Ou porque o amor nascente o dominasse ou porque a maldade de Antimônio era tanta que até mesmo atravessou suas defesas e o atingiu, ou, como preferiu dizer a si próprio, porque não podia suportar o mal que ele estava fazendo e ainda faria à sua esposa, Assetodoro concebeu um feio plano, bem diverso de sua natureza habitual. Pois ele sentia que inconscientemente, para que seu marido fosse curado, Alecrim lhe prometia deixar o marido e ficar com ele; dessa proposta de sedução nem ela sabia, era apenas a parte corrompida de sua alma que a propunha ao mago; este viu tudo e tudo compreendeu, sentindo o desejo lhe crescer no próprio peito e sabendo que, se manipulasse bem as circunstâncias, poderia realmente fazer com que ela deixasse Antimônio e se apaixonasse por ele, como um consolo para os dias finais de sua longa vida solitária.

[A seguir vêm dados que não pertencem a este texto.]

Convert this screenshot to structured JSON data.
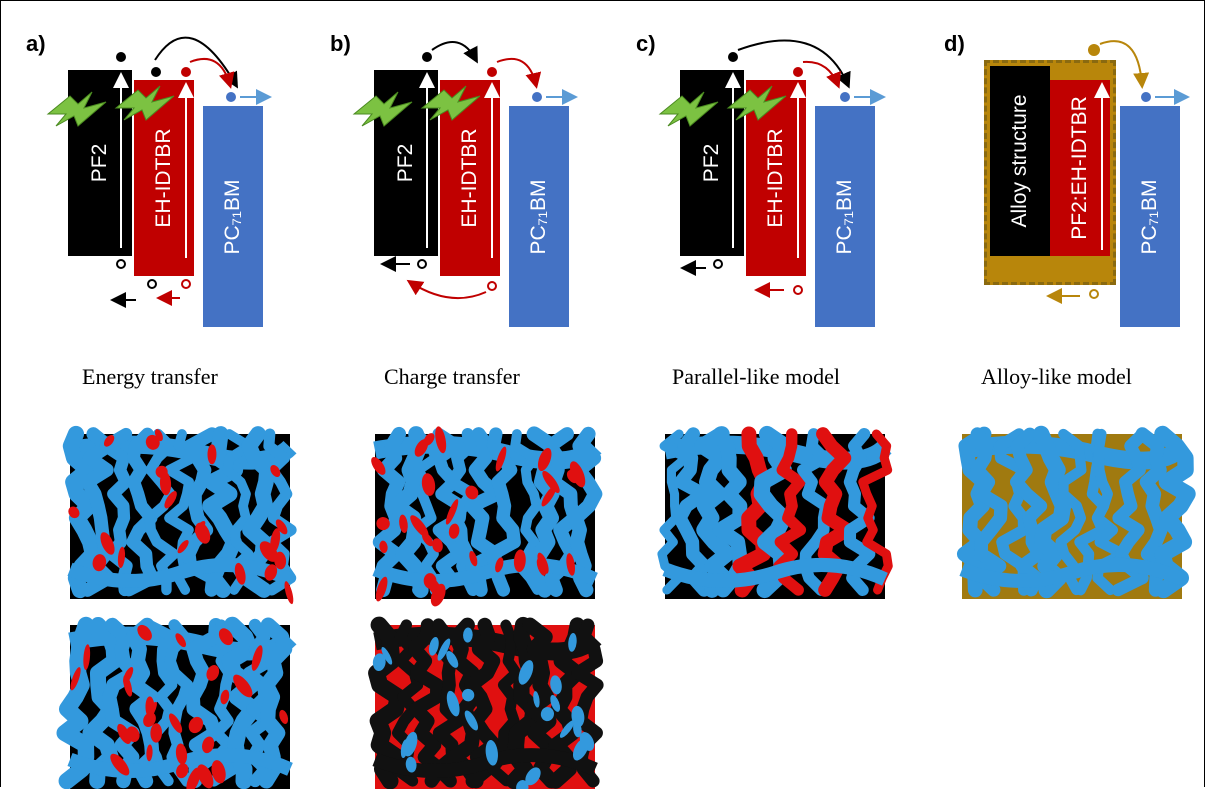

Mas justamente porque essa promessa era inconsciente, tão logo Antimônio fosse curado, ela partiria com ele e só retornaria quando a longevidade inatural do outro finalmente se extinguisse... Isso levaria ainda meio século, talvez sessenta anos e Assetodoro não estava disposto a aguardar tanto tempo, mesmo sabendo que ele mesmo não se modificaria em nada, protegido por sua torre mágica; mas ela não comprara qualquer juventude falsa, seria uma velha no fim de tantas décadas e quem sabe sequer se lembraria da promessa ou teria condições físicas de retornar para a cumprir? Não, se Assetodoro quisesse ter o amor dessa mulher, teria de obtê-lo muito em breve. E instantaneamente uma imagem se formou em sua mente, de como poderia dar a Antimônio exatamente o que queria e, ao mesmo tempo, livrar-se dele e conseguir Alecrim para si.

Por um instante considerou também que poderia simplesmente encantar a jovem e fazê-la esquecer do marido; e que poderia facilmente expulsar a este e impedir que jamais retornasse; mais ainda, poderia perfeitamente esperar a sua morte e atrair de volta Alecrim. Por mais velhinha e alquebrada que estivesse, seu poder era mais do que suficiente para restaurá-la... Mas de que lhe serviria isso? Se quisesse uma mulher por encantamento, poderia ter qualquer uma das aldeãs, que eram muito belas enquanto não envelheciam pelos maus tratos. Ou ainda, poderia criar uma mulher perfeita por suas artes de magia, a partir de um espírito elemental ou mesmo de um objeto, uma maçã ou até de uma flor. Mas nada disto lhe servia, porque o que sentia não era desejo, mas ânsia de amor.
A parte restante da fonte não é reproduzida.